Reduce mem consumption in unique() of polars

Bessie11 · June 26, 2023, 6:53pm

I am running a dataset that fits into RAM, but I am unable to run certain methods, such as .unique(), .drop_nulls(), and so on without getting an out of memory error. I am using Polars version 0.18.4 with 14GB of RAM on WSL. df.estimated_size() says my dataset is around 6GBs when I read it in. The schema of my data is:

index: Int64
first_name: Utf8
last_name: Utf8
race: Utf8
pct_1: Float64
pct_2: Float64
pct_3: Float64
pct_4: Float64

When I try to use .drop_nulls(), I get an out of memory error. To sidestep this, I wrote a custom function:

def iterative_drop_nulls(expr: pl.Expr, subset: list[str]) -> pl.LazyFrame:
    for col in subset:
        expr = expr.filter(~pl.col(col).is_null())

    return expr

df = df.pipe(iterative_drop_nulls, ["col1", "col2"]).collect()

However, I have not been able to think of a similar trick for .unique(). Is there a way to make .unique() take less memory? I have tried:

df = df.lazy().unique(cols).collect(streaming=True)

and

def unique(df: pl.DataFrame, subset: list[str], n_rows: int = 100_000) -> pl.DataFrame:
    parts = []
    for slice in df.iter_slices(n_rows=n_rows):
        parts.append(df.unique(slice, subset=subset))

    return pl.concat(parts)

For now, I am using pl.from_pandas(df.collect().to_pandas().drop_duplicates(subset=["col1", "col2"])). I am curious why Polars is not more memory efficient than Pandas in this case, and if there are any better solutions.

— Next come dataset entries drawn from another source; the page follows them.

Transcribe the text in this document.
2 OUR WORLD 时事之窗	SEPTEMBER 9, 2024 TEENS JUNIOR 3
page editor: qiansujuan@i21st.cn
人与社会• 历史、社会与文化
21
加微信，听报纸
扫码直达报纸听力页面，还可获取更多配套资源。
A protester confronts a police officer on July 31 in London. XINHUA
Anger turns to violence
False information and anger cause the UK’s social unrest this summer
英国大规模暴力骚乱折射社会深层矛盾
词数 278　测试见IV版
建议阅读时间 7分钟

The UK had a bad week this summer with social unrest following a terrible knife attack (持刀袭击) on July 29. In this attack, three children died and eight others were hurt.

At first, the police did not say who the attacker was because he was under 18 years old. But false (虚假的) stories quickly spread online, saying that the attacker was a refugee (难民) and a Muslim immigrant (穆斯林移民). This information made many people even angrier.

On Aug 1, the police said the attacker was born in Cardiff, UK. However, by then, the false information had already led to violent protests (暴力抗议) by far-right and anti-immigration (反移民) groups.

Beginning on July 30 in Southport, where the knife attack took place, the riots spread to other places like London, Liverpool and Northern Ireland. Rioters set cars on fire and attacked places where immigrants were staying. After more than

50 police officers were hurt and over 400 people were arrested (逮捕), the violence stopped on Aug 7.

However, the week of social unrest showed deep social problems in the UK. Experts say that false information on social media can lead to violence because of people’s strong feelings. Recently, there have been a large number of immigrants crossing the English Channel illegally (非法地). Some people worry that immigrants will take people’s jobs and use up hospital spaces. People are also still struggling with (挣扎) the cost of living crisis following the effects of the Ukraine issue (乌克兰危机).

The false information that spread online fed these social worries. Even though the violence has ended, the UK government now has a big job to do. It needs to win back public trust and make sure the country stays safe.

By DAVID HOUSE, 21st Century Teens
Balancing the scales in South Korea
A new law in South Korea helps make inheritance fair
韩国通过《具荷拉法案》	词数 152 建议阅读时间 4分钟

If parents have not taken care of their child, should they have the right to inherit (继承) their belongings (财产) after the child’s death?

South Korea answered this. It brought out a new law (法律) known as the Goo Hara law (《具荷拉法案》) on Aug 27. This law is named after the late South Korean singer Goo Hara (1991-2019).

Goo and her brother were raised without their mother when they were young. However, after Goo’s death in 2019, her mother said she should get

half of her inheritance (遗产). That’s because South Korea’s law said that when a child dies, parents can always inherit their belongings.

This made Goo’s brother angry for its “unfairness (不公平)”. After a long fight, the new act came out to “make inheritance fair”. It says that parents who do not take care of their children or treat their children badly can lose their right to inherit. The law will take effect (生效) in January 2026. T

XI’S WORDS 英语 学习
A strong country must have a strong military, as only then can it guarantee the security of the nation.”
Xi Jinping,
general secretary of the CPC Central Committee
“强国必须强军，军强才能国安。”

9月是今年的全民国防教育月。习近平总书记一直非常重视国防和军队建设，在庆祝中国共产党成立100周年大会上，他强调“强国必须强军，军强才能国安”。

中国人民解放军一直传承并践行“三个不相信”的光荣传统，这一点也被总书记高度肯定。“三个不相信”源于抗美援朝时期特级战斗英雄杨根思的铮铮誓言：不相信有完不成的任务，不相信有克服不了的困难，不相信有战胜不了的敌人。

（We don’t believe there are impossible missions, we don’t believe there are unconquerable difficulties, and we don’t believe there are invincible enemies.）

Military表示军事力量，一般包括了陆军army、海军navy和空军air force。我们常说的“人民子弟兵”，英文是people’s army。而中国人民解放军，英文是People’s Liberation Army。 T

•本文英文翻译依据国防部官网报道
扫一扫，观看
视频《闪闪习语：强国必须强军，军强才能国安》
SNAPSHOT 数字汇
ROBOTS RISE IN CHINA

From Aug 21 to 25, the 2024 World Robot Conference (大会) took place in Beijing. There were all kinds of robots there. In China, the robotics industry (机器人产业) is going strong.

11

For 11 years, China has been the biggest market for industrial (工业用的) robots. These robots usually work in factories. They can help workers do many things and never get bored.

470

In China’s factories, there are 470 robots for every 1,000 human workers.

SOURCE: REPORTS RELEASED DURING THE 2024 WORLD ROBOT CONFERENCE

Demarcus93 · June 27, 2023, 9:52am

The issue you are facing is that certain methods like .unique() and .drop_nulls() in Polars are causing out of memory errors even though your dataset fits into RAM. To address this, you have already written a custom function iterative_drop_nulls() to handle the .drop_nulls() operation.

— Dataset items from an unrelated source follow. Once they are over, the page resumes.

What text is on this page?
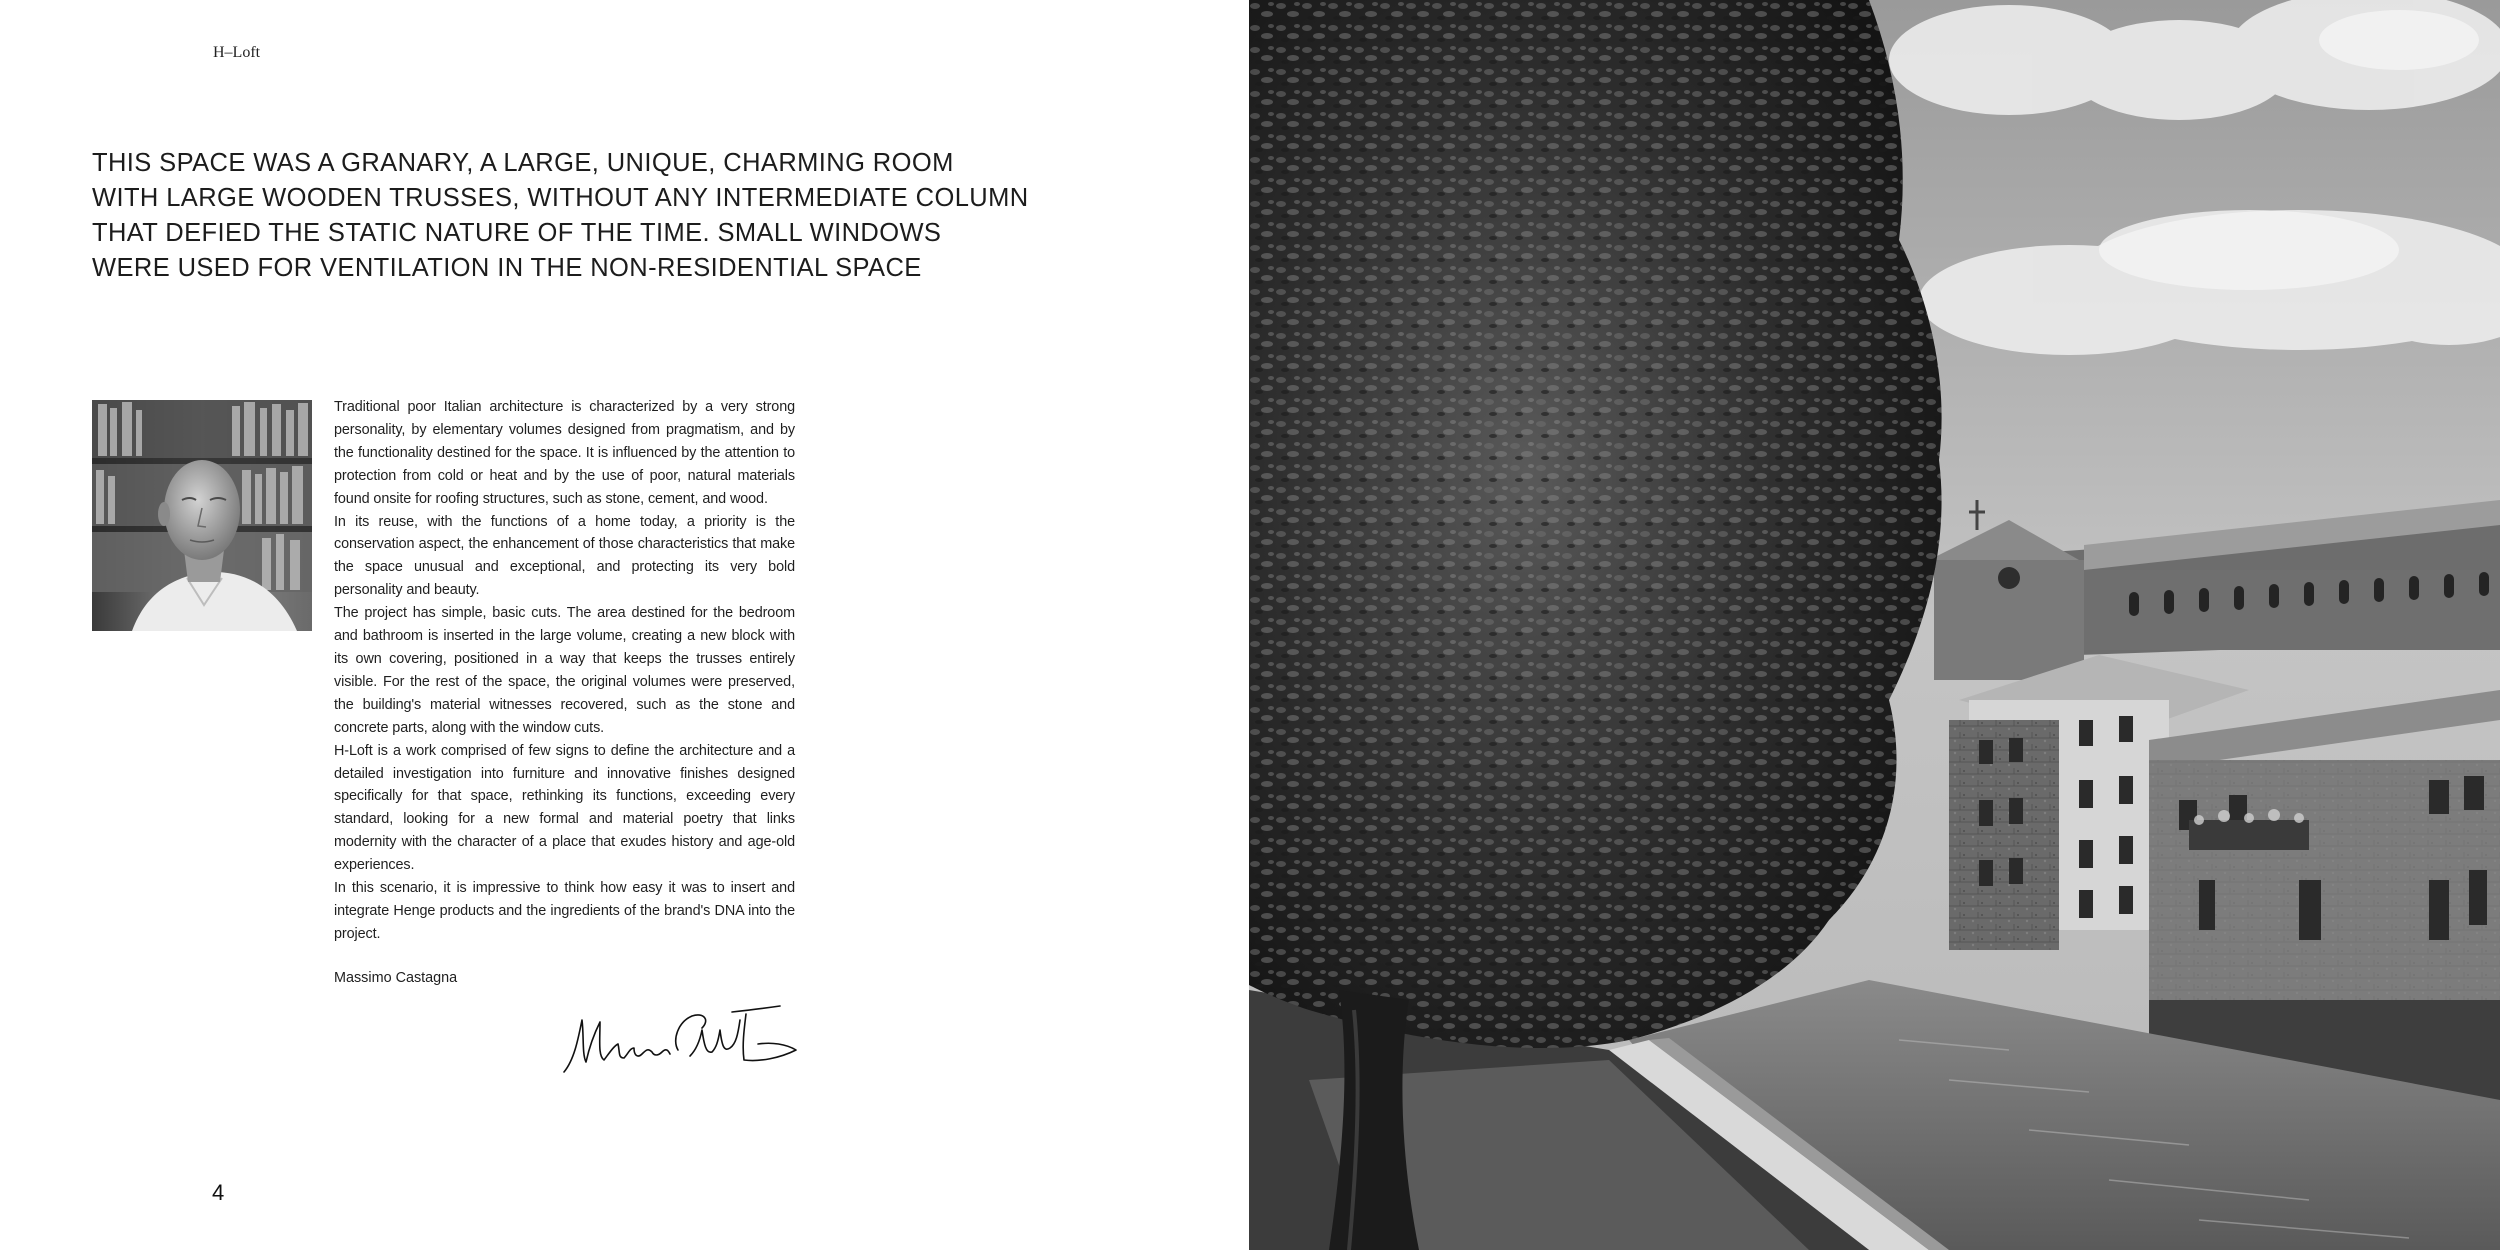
H–Loft
THIS SPACE WAS A GRANARY, A LARGE, UNIQUE, CHARMING ROOM
WITH LARGE WOODEN TRUSSES, WITHOUT ANY INTERMEDIATE COLUMN
THAT DEFIED THE STATIC NATURE OF THE TIME. SMALL WINDOWS
WERE USED FOR VENTILATION IN THE NON-RESIDENTIAL SPACE

Traditional poor Italian architecture is characterized by a very strong personality, by elementary volumes designed from pragmatism, and by the functionality destined for the space. It is influenced by the attention to protection from cold or heat and by the use of poor, natural materials found onsite for roofing structures, such as stone, cement, and wood.

In its reuse, with the functions of a home today, a priority is the conservation aspect, the enhancement of those characteristics that make the space unusual and exceptional, and protecting its very bold personality and beauty.

The project has simple, basic cuts. The area destined for the bedroom and bathroom is inserted in the large volume, creating a new block with its own covering, positioned in a way that keeps the trusses entirely visible. For the rest of the space, the original volumes were preserved, the building's material witnesses recovered, such as the stone and concrete parts, along with the window cuts.

H-Loft is a work comprised of few signs to define the architecture and a detailed investigation into furniture and innovative finishes designed specifically for that space, rethinking its functions, exceeding every standard, looking for a new formal and material poetry that links modernity with the character of a place that exudes history and age-old experiences.

In this scenario, it is impressive to think how easy it was to insert and integrate Henge products and the ingredients of the brand's DNA into the project.

Massimo Castagna
4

For the .unique() operation, you have tried a couple of approaches, but they did not work as expected. Currently, you are using a workaround by converting the DataFrame to a Pandas DataFrame and using the drop_duplicates() method there.

It is worth noting that Polars may not be as memory-efficient as Pandas in this specific case. However, there might be alternative solutions to improve memory efficiency.

Unfortunately, there is no direct answer to your question as it requires more investigation and analysis of the dataset and the specific operations being performed. It is recommended to check the Polars documentation, raise an issue on the Polars GitHub repository, or seek help from the Polars community to address this memory efficiency concern and explore potential solutions.